J-1 ECONOMIC EVALUATION OF MONITORING VIROLOGIC RESPONSES TO ANTIRETROVIRAL THERAPY IN HIV-INFECTED CHILDREN IN RESOURCE-LIMITED SETTINGS

Tuesday, October 26, 2010: 1:00 PM
Grand Ballroom Centre (Sheraton Centre Toronto Hotel)
Karen Schneider1, Thanyawee Puthanakit2, June Ohata2, Stephen Kerr3, Matthew Law1, David Cooper1, Basil Donovan1, Nittaya Phanuphak4, Jintanat Ananworanich5 and David Wilson1, (1)National Centre in HIV Epidemiology and Clinical Research, Sydney, Australia, (2)The HIV Netherlands Australia Thailand Research Collaboration, Bangkok, Thailand, (3)National Centre in HIV Epidemiology & Clinical Research, Sydney, Australia, (4)The Thai Red Cross Aids Research Centre, Bangkok, Thailand, (5)South East Asia Research Collaboration with Hawaii, Bangkok, Thailand

Purpose:    This study aimed to assess the cost-effectiveness and -utility of different frequencies of monitoring viral load of HIV-positive children initiating antiretroviral treatment (ART) in a resource-limited setting.

Method:    An agent-based simulation model of virological and immunological outcomes of HIV-infected children on ART was built and directly informed by a longitudinal cohort study of 304 HIV-infected children starting ART in Thailand between October 2001 and May 2009. Rates of virological failure, suppression, and rebound, as well as CD4 progression, on first- and second-line ART were captured in the cohort and represented by the model.
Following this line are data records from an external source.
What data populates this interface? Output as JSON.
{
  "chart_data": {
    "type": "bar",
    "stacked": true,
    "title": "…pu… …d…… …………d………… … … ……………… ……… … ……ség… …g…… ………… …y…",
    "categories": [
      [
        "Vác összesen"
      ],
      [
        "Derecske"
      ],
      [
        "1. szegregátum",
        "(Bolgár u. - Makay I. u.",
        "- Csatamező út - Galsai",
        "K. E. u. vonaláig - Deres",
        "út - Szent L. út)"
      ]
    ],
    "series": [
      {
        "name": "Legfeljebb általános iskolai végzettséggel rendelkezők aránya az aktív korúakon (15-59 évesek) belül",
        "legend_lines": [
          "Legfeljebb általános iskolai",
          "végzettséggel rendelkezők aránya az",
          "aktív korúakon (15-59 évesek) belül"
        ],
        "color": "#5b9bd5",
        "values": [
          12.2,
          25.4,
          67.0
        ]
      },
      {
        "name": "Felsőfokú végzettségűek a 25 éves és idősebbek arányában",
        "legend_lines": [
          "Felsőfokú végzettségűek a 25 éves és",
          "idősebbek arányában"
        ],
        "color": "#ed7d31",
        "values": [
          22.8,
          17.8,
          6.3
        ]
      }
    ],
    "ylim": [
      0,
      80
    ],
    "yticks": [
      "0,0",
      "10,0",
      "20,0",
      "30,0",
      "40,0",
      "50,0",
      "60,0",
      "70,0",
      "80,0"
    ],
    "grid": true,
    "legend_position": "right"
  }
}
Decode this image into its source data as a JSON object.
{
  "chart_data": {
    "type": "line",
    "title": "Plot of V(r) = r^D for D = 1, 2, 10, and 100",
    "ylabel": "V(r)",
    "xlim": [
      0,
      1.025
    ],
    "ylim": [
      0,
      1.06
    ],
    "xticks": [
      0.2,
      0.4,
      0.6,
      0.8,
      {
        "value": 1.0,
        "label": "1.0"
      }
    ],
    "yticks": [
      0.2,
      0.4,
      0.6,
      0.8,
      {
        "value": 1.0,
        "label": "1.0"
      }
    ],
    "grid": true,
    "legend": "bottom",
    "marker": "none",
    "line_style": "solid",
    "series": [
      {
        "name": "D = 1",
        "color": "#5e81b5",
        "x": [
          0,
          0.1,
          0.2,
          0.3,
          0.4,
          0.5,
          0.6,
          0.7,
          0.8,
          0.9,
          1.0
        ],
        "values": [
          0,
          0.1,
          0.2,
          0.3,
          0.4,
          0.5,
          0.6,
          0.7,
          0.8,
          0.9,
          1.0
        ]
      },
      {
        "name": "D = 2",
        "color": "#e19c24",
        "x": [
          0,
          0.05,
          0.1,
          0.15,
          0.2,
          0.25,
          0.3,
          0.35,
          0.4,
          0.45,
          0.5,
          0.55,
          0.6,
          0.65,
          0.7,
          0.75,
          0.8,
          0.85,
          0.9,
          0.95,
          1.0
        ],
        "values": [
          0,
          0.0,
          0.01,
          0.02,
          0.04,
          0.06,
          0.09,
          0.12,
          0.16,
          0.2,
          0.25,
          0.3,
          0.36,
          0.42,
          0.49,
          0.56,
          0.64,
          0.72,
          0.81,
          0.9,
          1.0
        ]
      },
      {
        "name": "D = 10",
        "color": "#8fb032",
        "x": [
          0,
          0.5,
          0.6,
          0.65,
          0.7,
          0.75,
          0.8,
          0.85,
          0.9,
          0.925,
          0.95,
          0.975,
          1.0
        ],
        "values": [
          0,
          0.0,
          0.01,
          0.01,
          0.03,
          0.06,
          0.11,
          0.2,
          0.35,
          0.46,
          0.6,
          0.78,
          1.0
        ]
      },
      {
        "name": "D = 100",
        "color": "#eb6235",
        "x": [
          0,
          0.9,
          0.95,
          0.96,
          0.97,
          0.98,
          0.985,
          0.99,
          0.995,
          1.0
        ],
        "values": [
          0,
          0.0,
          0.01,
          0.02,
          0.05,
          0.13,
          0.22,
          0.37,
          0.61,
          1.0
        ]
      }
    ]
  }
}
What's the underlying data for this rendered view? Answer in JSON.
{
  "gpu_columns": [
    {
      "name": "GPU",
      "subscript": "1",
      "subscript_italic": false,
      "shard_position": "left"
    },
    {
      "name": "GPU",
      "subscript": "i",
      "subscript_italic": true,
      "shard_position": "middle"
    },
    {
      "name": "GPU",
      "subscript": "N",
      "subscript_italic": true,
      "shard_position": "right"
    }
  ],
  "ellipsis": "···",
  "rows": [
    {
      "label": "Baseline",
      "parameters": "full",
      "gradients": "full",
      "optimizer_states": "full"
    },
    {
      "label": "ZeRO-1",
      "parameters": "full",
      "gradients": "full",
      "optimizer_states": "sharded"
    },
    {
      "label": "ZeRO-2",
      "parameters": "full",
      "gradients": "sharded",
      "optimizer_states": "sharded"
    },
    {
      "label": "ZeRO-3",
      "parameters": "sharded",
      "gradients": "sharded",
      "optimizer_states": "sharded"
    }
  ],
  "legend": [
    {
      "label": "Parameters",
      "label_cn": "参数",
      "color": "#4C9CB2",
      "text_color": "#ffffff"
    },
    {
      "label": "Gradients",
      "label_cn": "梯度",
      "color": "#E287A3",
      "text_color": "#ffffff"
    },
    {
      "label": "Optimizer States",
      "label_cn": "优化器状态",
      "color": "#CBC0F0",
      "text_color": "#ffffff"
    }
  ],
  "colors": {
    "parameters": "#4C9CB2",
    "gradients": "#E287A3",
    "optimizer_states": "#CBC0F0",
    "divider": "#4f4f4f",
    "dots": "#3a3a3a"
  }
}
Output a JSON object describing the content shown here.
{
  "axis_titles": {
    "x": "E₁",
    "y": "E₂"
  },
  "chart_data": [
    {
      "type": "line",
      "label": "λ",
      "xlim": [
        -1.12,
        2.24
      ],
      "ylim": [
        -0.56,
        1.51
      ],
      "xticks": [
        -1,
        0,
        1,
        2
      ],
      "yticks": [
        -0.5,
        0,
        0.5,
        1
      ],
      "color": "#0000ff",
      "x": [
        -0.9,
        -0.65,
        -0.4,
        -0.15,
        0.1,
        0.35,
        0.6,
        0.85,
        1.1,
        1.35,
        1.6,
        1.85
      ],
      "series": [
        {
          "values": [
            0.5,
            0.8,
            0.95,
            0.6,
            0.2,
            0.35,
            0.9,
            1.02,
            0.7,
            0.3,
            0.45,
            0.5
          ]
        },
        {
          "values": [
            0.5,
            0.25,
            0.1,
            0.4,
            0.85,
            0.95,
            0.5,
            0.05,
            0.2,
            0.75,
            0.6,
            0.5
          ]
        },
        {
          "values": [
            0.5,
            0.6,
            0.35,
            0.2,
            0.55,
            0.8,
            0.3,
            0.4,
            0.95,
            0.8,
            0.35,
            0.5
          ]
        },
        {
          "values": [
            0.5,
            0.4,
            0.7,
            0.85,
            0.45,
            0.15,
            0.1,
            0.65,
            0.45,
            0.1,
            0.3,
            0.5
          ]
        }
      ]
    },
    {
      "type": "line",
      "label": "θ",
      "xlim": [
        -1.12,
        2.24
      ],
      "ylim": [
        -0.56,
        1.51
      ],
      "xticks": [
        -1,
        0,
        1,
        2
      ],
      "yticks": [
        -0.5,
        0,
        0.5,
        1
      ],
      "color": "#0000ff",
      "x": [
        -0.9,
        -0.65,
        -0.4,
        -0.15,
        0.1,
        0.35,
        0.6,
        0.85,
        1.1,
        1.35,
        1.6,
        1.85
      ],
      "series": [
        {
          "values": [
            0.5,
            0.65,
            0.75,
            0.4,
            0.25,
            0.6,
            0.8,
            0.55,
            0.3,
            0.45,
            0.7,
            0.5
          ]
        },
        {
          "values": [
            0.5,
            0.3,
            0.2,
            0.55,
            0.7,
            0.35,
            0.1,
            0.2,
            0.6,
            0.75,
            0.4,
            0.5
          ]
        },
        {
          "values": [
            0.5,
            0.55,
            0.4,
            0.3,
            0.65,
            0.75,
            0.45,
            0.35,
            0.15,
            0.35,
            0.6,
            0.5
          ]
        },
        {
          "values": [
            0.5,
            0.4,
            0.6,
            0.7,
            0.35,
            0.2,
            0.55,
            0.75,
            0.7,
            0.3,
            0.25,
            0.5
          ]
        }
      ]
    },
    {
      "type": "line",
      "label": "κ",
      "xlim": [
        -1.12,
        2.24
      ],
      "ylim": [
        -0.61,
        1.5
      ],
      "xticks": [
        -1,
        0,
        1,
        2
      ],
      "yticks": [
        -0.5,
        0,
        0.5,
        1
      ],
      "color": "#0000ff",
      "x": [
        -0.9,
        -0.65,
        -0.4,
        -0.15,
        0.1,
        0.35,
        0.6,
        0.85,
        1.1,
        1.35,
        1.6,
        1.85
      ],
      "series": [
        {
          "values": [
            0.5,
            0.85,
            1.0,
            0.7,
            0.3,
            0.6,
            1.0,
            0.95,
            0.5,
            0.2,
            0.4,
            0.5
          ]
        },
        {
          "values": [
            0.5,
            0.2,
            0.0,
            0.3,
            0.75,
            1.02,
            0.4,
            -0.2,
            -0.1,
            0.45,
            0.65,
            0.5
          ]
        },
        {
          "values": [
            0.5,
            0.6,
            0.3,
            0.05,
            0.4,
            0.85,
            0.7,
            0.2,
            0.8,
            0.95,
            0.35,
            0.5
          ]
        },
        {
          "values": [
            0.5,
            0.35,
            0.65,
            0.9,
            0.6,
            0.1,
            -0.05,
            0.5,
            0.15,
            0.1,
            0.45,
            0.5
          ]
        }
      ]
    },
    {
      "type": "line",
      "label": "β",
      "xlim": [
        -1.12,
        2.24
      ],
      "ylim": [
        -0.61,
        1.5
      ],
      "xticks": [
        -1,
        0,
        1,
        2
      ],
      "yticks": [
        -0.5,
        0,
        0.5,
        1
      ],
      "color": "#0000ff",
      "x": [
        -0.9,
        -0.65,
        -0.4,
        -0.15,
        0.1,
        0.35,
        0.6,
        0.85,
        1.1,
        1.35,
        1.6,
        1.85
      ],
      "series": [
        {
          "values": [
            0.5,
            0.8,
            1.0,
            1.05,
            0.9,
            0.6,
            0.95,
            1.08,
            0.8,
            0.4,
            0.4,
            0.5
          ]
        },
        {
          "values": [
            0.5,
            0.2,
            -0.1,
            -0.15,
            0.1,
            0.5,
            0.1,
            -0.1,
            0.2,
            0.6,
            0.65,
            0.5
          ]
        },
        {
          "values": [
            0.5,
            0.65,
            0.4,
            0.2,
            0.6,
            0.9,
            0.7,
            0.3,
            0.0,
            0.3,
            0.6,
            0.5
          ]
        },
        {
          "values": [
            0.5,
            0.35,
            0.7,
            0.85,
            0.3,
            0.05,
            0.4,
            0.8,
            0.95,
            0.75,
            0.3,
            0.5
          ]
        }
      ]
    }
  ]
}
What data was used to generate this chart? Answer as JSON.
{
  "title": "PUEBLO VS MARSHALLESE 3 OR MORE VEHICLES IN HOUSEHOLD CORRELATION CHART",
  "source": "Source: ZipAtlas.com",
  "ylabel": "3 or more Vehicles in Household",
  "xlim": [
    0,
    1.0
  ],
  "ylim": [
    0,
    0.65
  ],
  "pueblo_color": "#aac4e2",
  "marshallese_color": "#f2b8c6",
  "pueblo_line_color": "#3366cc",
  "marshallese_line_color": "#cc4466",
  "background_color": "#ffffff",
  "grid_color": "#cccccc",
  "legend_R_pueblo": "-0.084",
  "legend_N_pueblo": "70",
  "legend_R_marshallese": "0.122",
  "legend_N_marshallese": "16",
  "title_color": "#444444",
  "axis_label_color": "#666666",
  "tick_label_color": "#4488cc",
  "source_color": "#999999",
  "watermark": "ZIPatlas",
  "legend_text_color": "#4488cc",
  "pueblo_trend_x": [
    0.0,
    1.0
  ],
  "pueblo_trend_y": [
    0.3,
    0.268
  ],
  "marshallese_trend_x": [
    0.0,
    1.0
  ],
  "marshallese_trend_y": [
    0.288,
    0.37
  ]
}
The model simulated expected clinical outcomes of CD4 percentage (CD4%) and viral load over time among children on ART according to different frequencies of viral load monitoring and initiation of second-line therapies where appropriate. Cost-utility, expressed as cost per quality adjusted life-years (QALYs) saved, and cost-effectiveness, expressed as cost per year of virological failure averted was calculated across 11 monitoring frequencies.  

Result:      Compared with the status quo, of no viral load monitoring, all frequencies of monitoring and access to second-line ART led to significant reductions in the number of children failing ART after 10 years. A single screening during the first year of ART led to an estimated 43.9% reduction in ART failures after 10 years, with repeated viral load monitoring leading to an average 75.1% reduction. The cost per year of virological failure averted, including antiretroviral drug costs, ranged from US$2,332 (IQR: US$2,311−US$2,365) for a one-off screening 30 weeks after the initiation of ART to US$4,098 (IQR: US$4,057−US$4,134) for screening children every 6 months.    Most individuals initiated first-line treatment with a low CD4% and recovered immunologically regardless of monitoring frequency; therefore only a modest gain in QALYs was observed. The incremental cost per QALY gained, attributed to monitoring alone, ranged from US$1,109 (IQR: US$859−US$1,557) for a one-off screening during the first year of ART to US$15,817 (IQR: US$13,961−US$19,855) for screening children every 6 months.

Conclusion:    Even very infrequent viral load monitoring is likely to provide substantial clinical benefit to HIV-infected children on ART and be moderately cost-effective. Without access to second-line drugs and regular viral load monitoring the current efficiency of first-line therapies is likely to be compromised, ultimately leading to a reduction in future drug options for Thailand’s population.